File S1: Survey Questions (Adapted from Reis et al (2023))
On a scale of 0 to 10, where 0 is not friendly at all and 10 is very friendly, how would you rate it?
• How would you rate the process of learning how to use the software?
a) Very easy (10 points)
b) Easy (7.5 points)
c) Not easy but also not difficult (5 points)
d) Difficult (2.5 points)
e) Very difficult (0 points)
• In your experience, would you describe the software as user friendly (i.e., is it possible to understand the software instantly and intuitively)?
a) Very Friendly (10 points)
b) Above Average (7.5 points)
c) Average (5 points)
d) Below Average (2.5 points)
e) Not friendly at all (0 points)
• How long did it take you to learn how to use the software in minutes?
a) < 15 min (10 points)
b) 15 to 30 min (7.5 points)
c) 30 to 45 min (5 points)
d) 45 to 60 min (2.5 points)
e) > 60 min (0 points)
• Are there any features you found to be missing or lacking in the software?
• What feature or improvement would you most like to see in the tool?

Fig. 2

Average reviewer scores for survey questions on easiness to learn, user-friendliness, and time to learn the tool.

Table 2 presents the individual reviewer ratings for easiness to learn, user-friendliness, and time to learn the tool across the evaluated tools, while Fig. 2 illustrates the average scores for each question per tool in a stacked bar graph format. Across all tools, higher scores reflected a more favourable user experience. Several tools stood out positively in these domains: Rayyan, RobotAnalyst, and PICO Portal received the highest average scores for user-friendliness and time efficiency, indicating that users found them intuitive and quick to learn. PICO Portal was also noted for its visually accessible interface, which contributed to an efficient onboarding process. ASReview was also rated positively for ease of learning and required minimal time to reach proficiency, suggesting a generally favourable learning experience.

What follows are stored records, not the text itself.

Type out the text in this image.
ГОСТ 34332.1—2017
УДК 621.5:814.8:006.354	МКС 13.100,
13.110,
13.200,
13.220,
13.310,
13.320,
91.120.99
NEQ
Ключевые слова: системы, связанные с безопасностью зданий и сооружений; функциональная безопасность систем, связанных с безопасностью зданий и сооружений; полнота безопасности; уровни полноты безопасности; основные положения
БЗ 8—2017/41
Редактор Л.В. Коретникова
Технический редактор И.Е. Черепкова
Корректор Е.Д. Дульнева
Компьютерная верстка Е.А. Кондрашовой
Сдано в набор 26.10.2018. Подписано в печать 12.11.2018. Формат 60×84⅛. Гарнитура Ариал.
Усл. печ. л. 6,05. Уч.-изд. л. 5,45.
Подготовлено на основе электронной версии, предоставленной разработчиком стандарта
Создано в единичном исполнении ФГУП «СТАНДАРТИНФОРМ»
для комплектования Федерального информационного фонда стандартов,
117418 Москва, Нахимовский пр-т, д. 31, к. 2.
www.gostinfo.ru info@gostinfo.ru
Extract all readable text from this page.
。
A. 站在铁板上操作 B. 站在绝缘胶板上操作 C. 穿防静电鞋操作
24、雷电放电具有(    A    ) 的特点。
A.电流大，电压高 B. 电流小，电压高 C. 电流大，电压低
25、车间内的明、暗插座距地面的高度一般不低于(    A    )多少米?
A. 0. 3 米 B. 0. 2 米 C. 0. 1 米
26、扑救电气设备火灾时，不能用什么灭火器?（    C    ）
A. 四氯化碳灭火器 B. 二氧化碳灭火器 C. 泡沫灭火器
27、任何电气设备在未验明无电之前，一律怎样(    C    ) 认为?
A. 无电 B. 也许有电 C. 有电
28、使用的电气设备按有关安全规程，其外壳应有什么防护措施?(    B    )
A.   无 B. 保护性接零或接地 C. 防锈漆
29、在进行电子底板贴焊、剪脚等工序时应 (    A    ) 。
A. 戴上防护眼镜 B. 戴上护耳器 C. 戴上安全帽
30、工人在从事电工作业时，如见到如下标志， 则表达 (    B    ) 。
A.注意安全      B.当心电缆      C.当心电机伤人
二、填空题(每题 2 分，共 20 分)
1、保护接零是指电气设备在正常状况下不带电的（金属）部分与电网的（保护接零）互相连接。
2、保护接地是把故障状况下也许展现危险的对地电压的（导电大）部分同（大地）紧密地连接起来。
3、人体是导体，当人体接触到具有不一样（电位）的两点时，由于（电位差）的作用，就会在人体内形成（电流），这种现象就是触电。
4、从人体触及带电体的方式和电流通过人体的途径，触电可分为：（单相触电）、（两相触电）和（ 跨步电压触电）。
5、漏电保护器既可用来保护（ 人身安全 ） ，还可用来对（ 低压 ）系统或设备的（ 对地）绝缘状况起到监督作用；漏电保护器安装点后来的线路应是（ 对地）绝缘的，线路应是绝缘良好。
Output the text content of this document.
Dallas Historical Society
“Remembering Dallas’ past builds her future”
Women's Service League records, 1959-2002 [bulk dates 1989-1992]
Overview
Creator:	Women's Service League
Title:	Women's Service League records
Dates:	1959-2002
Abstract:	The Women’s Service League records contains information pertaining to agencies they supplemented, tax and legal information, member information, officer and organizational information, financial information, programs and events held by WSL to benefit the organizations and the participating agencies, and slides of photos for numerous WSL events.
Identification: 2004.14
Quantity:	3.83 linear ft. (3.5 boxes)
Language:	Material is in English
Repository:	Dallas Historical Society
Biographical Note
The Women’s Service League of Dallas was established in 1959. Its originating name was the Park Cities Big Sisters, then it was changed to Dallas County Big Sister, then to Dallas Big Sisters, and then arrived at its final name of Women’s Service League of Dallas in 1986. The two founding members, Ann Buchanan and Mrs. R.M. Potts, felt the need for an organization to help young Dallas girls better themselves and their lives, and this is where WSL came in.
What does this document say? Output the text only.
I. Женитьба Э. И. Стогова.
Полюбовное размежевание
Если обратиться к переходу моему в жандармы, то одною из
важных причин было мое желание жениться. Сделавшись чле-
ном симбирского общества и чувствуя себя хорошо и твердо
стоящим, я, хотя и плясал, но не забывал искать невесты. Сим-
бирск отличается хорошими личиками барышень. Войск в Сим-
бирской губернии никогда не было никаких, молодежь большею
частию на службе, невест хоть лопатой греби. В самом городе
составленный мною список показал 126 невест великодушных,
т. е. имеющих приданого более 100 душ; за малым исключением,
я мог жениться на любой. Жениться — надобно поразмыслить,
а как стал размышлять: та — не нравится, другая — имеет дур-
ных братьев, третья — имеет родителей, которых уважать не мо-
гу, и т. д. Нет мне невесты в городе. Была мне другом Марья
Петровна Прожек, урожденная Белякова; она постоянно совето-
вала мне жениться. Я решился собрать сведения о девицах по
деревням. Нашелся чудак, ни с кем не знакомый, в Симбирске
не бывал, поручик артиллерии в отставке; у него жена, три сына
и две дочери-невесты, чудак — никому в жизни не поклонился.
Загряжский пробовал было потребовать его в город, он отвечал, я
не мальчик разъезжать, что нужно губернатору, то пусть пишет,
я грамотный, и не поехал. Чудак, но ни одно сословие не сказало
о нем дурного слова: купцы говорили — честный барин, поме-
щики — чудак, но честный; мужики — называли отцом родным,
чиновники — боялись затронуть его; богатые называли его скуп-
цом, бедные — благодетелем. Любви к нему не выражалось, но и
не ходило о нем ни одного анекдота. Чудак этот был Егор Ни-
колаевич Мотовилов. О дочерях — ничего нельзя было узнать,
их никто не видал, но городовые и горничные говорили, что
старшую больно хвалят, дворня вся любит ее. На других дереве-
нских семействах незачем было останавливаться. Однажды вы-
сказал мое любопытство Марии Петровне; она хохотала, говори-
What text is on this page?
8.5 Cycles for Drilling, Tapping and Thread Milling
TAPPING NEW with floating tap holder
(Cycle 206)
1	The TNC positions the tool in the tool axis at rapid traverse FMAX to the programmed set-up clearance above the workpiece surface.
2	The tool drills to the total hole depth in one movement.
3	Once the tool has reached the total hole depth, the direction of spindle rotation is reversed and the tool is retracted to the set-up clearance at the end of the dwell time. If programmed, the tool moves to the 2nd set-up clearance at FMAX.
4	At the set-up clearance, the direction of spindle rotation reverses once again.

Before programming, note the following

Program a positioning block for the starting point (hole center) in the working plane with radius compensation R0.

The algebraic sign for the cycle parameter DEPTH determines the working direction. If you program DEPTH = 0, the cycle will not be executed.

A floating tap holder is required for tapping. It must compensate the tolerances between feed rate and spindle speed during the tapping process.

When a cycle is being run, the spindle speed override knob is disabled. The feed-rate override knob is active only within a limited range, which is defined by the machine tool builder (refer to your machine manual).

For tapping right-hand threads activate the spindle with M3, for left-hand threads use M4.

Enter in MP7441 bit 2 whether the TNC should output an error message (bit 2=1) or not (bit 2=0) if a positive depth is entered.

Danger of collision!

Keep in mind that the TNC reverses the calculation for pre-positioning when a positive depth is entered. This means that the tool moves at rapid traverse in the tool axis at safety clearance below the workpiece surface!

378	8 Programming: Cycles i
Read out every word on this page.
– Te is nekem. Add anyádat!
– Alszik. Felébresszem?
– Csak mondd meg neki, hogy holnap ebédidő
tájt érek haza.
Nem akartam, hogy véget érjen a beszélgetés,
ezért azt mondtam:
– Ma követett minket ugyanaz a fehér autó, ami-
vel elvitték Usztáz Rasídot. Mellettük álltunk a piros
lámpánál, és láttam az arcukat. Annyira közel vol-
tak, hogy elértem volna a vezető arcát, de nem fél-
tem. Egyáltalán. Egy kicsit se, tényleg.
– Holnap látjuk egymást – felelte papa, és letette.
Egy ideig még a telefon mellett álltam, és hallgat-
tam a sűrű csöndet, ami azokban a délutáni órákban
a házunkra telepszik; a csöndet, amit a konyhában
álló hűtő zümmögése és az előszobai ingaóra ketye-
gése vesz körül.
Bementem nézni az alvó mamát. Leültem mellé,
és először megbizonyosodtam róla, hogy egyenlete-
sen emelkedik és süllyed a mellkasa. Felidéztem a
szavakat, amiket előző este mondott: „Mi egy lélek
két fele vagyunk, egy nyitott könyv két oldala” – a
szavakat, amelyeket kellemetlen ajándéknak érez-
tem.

While tools varied in design and user interaction, those with clear visual layouts, guided workflows, and accessible support documentation tended to receive higher usability ratings. These findings underscore the value of intuitive interface design and streamlined access to enhance the user experience during AI-aided abstract screening.

In addition to survey feedback, practical observations during the evaluation process provided further context regarding tool access and setup. RobotAnalyst required a trial account to access the platform. A three-month license was granted to the authors for this evaluation, with no restriction on the number of abstracts uploaded. PICO Portal similarly offered a free trial with full feature access, allowing for uninterrupted use during the review period.

CADIMA was accessed through a time-limited training account, which expired after three months. Unlike other tools (i.e., PICO Portal, Rayyan, AsReview, Colandr and Abstrackr) CADIMA did not support RIS file uploads. Instead, it offered an internal search function, which during testing did not yield usable references. This limited the team’s ability to proceed with screening through the platform.

Colandr presented some access challenges for team members, specifically related to password resets and account recovery. These issues delayed initial use for some reviewers. However, the tool did provide user guides on its website, which helped address questions related to tool functions once access was obtained.

These observations reflect tool configurations and access experiences at the time of evaluation. While functionality and support may change over time, such practical considerations remain important for teams planning to adopt AI-assisted tools in time-sensitive review contexts.

Reviewers were asked to identify any features they found to be missing or insufficient in the tools, as well as to suggest improvements that could enhance the user experience. Several common themes emerged across responses, including requests for clearer feedback on AI behaviour, automated deduplication, improved filtering and tagging functions, and enhanced documentation or user support.

A frequently mentioned concern was the lack of clarity around AI functionality and prioritisation mechanisms. Reviewers using tools with prioritisation features, such as PICO Portal and Rayyan, noted uncertainty regarding how the software reordered records based on relevance during screening. Reviewers suggested that visual indicators such as confidence scores or AI progress feedback could help clarify when it may be reasonable to stop screening. Similarly, in PICO Portal, reviewers expressed a desire to better understand how the "priority screening algorithm" was functioning in real-time.

Another recurring theme from the user survey was the need for improved duplicate handling. Several tools either lacked automated deduplication entirely or offered only limited manual support. Reviewers highlighted that integrating automatic duplicate removal, particularly in large-scale reviews, would substantially reduce screening burden. This was noted specifically in relation to Abstrackr and RobotAnalyst.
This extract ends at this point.